# Red Ludwigia growing roots



## xShainax (Feb 11, 2012)

My red Ludwidia is growing roots high up on the stem. Is that normal? My succulents do that a lot, so I know with houseplants it's normal.


----------



## gorillakev (Feb 21, 2013)

xShainax said:


> My red Ludwidia is growing roots high up on the stem. Is that normal? My succulents do that a lot, so I know with houseplants it's normal.


thats normal mostly all my stem plants usually grow roots higher up on the stem. 

Other stems I usually propagate after i see new roots higher on the stem. Just personal preference though. 

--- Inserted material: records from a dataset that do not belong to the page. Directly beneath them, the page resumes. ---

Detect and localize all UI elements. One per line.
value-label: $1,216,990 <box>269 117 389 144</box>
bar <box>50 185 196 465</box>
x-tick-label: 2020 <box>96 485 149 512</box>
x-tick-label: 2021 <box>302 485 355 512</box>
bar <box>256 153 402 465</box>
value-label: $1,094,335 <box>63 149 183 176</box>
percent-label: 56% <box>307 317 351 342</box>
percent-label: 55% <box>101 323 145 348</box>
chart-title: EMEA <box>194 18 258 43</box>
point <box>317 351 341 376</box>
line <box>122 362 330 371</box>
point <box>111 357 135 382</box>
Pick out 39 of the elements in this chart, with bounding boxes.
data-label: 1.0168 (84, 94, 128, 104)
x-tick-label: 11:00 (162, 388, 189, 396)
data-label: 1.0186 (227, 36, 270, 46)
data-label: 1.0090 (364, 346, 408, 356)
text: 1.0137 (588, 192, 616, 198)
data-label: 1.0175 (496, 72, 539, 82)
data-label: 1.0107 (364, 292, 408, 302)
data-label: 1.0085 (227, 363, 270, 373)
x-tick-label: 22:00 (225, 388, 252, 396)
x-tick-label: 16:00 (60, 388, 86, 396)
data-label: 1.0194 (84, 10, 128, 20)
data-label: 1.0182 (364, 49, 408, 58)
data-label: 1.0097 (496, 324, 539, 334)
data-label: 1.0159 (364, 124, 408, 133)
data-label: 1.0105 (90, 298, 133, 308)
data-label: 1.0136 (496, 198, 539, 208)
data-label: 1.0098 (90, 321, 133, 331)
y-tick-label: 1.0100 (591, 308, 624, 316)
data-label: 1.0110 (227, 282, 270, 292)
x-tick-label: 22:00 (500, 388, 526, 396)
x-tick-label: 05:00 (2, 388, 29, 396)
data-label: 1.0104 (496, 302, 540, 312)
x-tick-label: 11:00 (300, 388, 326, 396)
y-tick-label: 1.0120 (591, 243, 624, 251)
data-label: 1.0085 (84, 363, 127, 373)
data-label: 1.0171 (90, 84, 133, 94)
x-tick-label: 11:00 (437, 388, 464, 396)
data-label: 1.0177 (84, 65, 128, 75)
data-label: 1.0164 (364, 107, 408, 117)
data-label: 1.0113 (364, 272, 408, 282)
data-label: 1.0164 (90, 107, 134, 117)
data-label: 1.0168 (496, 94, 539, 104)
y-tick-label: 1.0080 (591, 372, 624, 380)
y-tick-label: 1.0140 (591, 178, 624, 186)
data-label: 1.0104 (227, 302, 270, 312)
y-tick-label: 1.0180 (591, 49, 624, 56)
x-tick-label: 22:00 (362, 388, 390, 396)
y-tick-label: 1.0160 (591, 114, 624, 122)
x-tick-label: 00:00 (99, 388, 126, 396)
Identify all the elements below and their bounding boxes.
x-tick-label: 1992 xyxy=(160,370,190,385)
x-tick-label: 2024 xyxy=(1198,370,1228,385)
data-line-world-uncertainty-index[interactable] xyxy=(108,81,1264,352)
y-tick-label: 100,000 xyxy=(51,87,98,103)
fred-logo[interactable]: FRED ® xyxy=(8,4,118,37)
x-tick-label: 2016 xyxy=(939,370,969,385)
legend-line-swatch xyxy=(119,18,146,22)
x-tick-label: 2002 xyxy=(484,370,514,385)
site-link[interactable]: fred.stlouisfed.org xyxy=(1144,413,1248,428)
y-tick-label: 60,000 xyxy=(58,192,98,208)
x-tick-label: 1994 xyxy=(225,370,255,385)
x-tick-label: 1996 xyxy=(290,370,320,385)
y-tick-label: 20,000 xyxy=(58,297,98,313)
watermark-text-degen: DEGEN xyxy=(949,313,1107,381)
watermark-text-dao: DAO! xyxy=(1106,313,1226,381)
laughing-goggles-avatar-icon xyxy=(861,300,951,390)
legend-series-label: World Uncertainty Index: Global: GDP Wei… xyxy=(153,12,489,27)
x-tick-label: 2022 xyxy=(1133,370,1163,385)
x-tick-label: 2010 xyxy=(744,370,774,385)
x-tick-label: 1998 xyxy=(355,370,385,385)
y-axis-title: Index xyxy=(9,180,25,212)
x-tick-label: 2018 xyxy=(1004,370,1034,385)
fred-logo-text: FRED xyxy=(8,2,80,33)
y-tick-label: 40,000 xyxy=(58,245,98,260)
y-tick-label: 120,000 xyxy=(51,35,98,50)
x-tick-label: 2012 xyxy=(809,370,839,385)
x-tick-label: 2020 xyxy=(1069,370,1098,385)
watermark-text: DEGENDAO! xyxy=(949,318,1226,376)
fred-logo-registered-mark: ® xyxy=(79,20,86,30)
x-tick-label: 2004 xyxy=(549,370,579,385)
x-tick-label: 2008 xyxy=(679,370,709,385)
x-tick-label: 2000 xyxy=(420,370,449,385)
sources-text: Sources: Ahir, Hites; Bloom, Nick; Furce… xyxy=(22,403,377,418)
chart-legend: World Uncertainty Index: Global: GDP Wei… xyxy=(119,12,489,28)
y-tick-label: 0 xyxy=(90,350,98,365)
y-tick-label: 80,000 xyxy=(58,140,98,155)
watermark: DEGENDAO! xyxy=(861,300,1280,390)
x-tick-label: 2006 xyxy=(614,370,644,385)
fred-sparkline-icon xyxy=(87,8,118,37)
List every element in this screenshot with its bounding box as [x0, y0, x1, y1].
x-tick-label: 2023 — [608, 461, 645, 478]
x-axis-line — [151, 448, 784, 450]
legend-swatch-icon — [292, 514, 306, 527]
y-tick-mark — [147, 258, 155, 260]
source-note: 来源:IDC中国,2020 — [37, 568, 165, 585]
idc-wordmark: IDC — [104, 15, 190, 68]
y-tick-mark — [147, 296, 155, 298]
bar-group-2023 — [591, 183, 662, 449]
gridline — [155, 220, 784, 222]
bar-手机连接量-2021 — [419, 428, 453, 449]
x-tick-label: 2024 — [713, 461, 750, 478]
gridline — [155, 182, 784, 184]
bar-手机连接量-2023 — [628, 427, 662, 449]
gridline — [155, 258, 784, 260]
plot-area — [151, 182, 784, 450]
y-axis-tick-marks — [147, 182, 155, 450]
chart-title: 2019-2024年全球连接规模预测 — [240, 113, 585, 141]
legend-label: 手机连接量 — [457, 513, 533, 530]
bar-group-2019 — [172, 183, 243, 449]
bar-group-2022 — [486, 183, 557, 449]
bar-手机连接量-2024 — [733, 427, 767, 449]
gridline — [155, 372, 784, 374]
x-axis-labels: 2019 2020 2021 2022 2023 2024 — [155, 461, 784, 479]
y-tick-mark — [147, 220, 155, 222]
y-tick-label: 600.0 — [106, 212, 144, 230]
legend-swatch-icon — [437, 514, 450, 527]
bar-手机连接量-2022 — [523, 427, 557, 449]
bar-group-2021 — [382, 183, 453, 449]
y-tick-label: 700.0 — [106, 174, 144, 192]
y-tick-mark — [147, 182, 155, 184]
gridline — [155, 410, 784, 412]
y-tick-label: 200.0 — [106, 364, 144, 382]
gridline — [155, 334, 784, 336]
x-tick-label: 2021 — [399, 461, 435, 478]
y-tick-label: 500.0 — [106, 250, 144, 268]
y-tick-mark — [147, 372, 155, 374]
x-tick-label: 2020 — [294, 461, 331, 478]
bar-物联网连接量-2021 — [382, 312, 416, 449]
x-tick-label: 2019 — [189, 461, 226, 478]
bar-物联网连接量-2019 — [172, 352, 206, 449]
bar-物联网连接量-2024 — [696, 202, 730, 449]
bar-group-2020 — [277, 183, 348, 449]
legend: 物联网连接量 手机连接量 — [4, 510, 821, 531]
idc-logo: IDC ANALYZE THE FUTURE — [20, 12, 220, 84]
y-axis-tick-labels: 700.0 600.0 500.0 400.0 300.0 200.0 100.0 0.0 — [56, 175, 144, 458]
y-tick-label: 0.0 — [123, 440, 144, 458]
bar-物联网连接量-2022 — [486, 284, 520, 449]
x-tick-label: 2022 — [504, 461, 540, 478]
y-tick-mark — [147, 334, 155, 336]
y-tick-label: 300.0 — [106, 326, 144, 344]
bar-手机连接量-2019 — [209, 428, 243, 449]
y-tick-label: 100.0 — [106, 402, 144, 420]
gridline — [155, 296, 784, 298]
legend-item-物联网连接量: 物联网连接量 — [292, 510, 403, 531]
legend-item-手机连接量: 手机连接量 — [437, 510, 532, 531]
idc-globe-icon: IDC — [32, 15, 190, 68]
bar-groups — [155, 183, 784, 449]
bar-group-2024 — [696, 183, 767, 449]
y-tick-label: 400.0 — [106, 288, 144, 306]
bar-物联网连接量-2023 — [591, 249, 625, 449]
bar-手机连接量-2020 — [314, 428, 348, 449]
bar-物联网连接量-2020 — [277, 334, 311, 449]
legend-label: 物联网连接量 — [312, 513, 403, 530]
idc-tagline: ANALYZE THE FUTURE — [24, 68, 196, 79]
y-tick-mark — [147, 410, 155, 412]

How long have you had it in your tank? 

I had ludwigia repens in my low tech before and after a week started to turn green but when it neared the light it started growing red again.


----------



## xShainax (Feb 11, 2012)

I have had them for 3 months in a low tech tank. I don't care if they stay green.


----------



## Gallium (May 14, 2013)

A lot of stem plants will do that, sometimes it may be because they are not getting enough nutrients from the substrate and need to send out some to the water column, but this is less likely.


----------



## Stone (Jan 6, 2013)

the reason most plants do it .....when they grow in a stream or creek where the water is moving at a good rate it bends the stem pver and the stem puts out roots to anchor it self, I had wondered why until I found a patch of red ludwigia growing in a local stream and a few other stem plants nd they kind of grew like a carpet on the strembed


----------